Michael Martin of The A.V. Club gave the episode an "A−" and wrote, "For a show labeled comedy (for lack of a more apt genre), 'Big Payback' isn't a fun 30-plus minutes, but it is great television. Atlanta is tackling the big, uncomfortable questions no one else would dare — namely, can we resolve systemic racism and reconcile this country's history with slavery, when some won't even acknowledge either — and this episode is worth spending time with. Unfortunately, the people who most need to consider its themes won't see it; they can afford to turn away."

Alan Sepinwall of Rolling Stone wrote, "This one doesn't work nearly as well as 'Three Slaps', though, and suggests there's a limit to even this great show's ability to do and be anything from one episode to the next. Usually, even when Atlanta is going off-format, it still in some way feels like Atlanta. This one, though, seemed more like a leftover installment of another FX show, B. J. Novak's clumsy social satire anthology The Premise." Darren Franich of Entertainment Weekly gave the episode an "A" and wrote, "This is great, vital television. I'd rank 'Big Payback' just behind the season premiere's feverishly funny white-adoption nightmare. Does it matter that the best two episodes of season 3 don't really feature the show's main cast? I've seen some theories that the show is becoming an outright anthology. I hope that is not true, because anthologies suck. But I think Segal's reappearance suggests some hazy-but-potent continuity between these episodes, and maybe a larger thematic story that will only become clear with time."

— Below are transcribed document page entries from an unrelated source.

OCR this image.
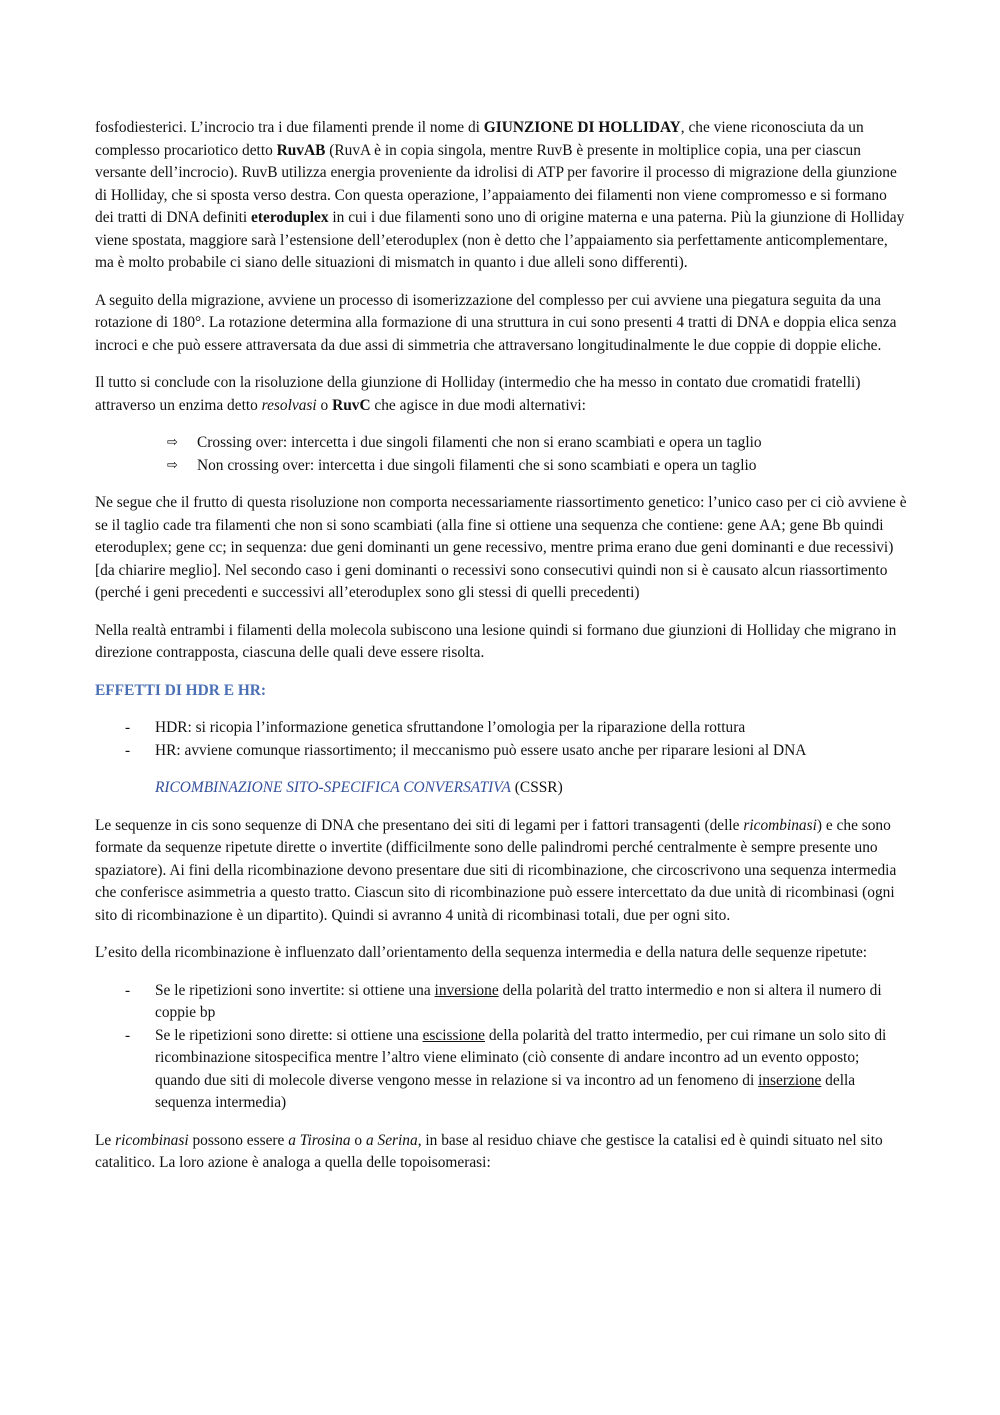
fosfodiesterici. L’incrocio tra i due filamenti prende il nome di GIUNZIONE DI HOLLIDAY, che viene riconosciuta da un complesso procariotico detto RuvAB (RuvA è in copia singola, mentre RuvB è presente in moltiplice copia, una per ciascun versante dell’incrocio). RuvB utilizza energia proveniente da idrolisi di ATP per favorire il processo di migrazione della giunzione di Holliday, che si sposta verso destra. Con questa operazione, l’appaiamento dei filamenti non viene compromesso e si formano dei tratti di DNA definiti eteroduplex in cui i due filamenti sono uno di origine materna e una paterna. Più la giunzione di Holliday viene spostata, maggiore sarà l’estensione dell’eteroduplex (non è detto che l’appaiamento sia perfettamente anticomplementare, ma è molto probabile ci siano delle situazioni di mismatch in quanto i due alleli sono differenti).

A seguito della migrazione, avviene un processo di isomerizzazione del complesso per cui avviene una piegatura seguita da una rotazione di 180°. La rotazione determina alla formazione di una struttura in cui sono presenti 4 tratti di DNA e doppia elica senza incroci e che può essere attraversata da due assi di simmetria che attraversano longitudinalmente le due coppie di doppie eliche.

Il tutto si conclude con la risoluzione della giunzione di Holliday (intermedio che ha messo in contato due cromatidi fratelli) attraverso un enzima detto resolvasi o RuvC che agisce in due modi alternativi:

⇨ Crossing over: intercetta i due singoli filamenti che non si erano scambiati e opera un taglio
⇨ Non crossing over: intercetta i due singoli filamenti che si sono scambiati e opera un taglio

Ne segue che il frutto di questa risoluzione non comporta necessariamente riassortimento genetico: l’unico caso per ci ciò avviene è se il taglio cade tra filamenti che non si sono scambiati (alla fine si ottiene una sequenza che contiene: gene AA; gene Bb quindi eteroduplex; gene cc; in sequenza: due geni dominanti un gene recessivo, mentre prima erano due geni dominanti e due recessivi) [da chiarire meglio]. Nel secondo caso i geni dominanti o recessivi sono consecutivi quindi non si è causato alcun riassortimento (perché i geni precedenti e successivi all’eteroduplex sono gli stessi di quelli precedenti)

Nella realtà entrambi i filamenti della molecola subiscono una lesione quindi si formano due giunzioni di Holliday che migrano in direzione contrapposta, ciascuna delle quali deve essere risolta.

EFFETTI DI HDR E HR:
- HDR: si ricopia l’informazione genetica sfruttandone l’omologia per la riparazione della rottura
- HR: avviene comunque riassortimento; il meccanismo può essere usato anche per riparare lesioni al DNA
RICOMBINAZIONE SITO-SPECIFICA CONVERSATIVA (CSSR)

Le sequenze in cis sono sequenze di DNA che presentano dei siti di legami per i fattori transagenti (delle ricombinasi) e che sono formate da sequenze ripetute dirette o invertite (difficilmente sono delle palindromi perché centralmente è sempre presente uno spaziatore). Ai fini della ricombinazione devono presentare due siti di ricombinazione, che circoscrivono una sequenza intermedia che conferisce asimmetria a questo tratto. Ciascun sito di ricombinazione può essere intercettato da due unità di ricombinasi (ogni sito di ricombinazione è un dipartito). Quindi si avranno 4 unità di ricombinasi totali, due per ogni sito.

L’esito della ricombinazione è influenzato dall’orientamento della sequenza intermedia e della natura delle sequenze ripetute:

- Se le ripetizioni sono invertite: si ottiene una inversione della polarità del tratto intermedio e non si altera il numero di coppie bp
- Se le ripetizioni sono dirette: si ottiene una escissione della polarità del tratto intermedio, per cui rimane un solo sito di ricombinazione sitospecifica mentre l’altro viene eliminato (ciò consente di andare incontro ad un evento opposto; quando due siti di molecole diverse vengono messe in relazione si va incontro ad un fenomeno di inserzione della sequenza intermedia)

Le ricombinasi possono essere a Tirosina o a Serina, in base al residuo chiave che gestisce la catalisi ed è quindi situato nel sito catalitico. La loro azione è analoga a quella delle topoisomerasi:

Jordan Taliha McDonald of Vulture gave the episode a 3 star rating out of 5 and wrote, "Unintentionally, the episode exposes the limits of reparation without revolution. Atlanta sublimates Black precarity to fixate on white fragility and thus, forecloses a more complex exploration of the problems money cannot solve. Perhaps this would explain why its satirical engagement with Black characters is so secondary and sensational." Thrillist wrote, "'The Big Payback' and 'Three Slaps' find Atlanta pushing the boundaries for a series that already felt unconfined. Almost midway through this penultimate season, viewers are unsure what to expect on the other side of that cold open. That's a testament to the risks Glover and crew are willing to take to get these stories heard. Black shows have tackled the reparations conversation before, but never to this degree. It's hard to think of a series on television right now that would dare go this far, and when you couple that with the fact that these conversations are starting to actually pop up in your news feeds, it's hard to tell if any show can match Atlantas prophetic brilliance."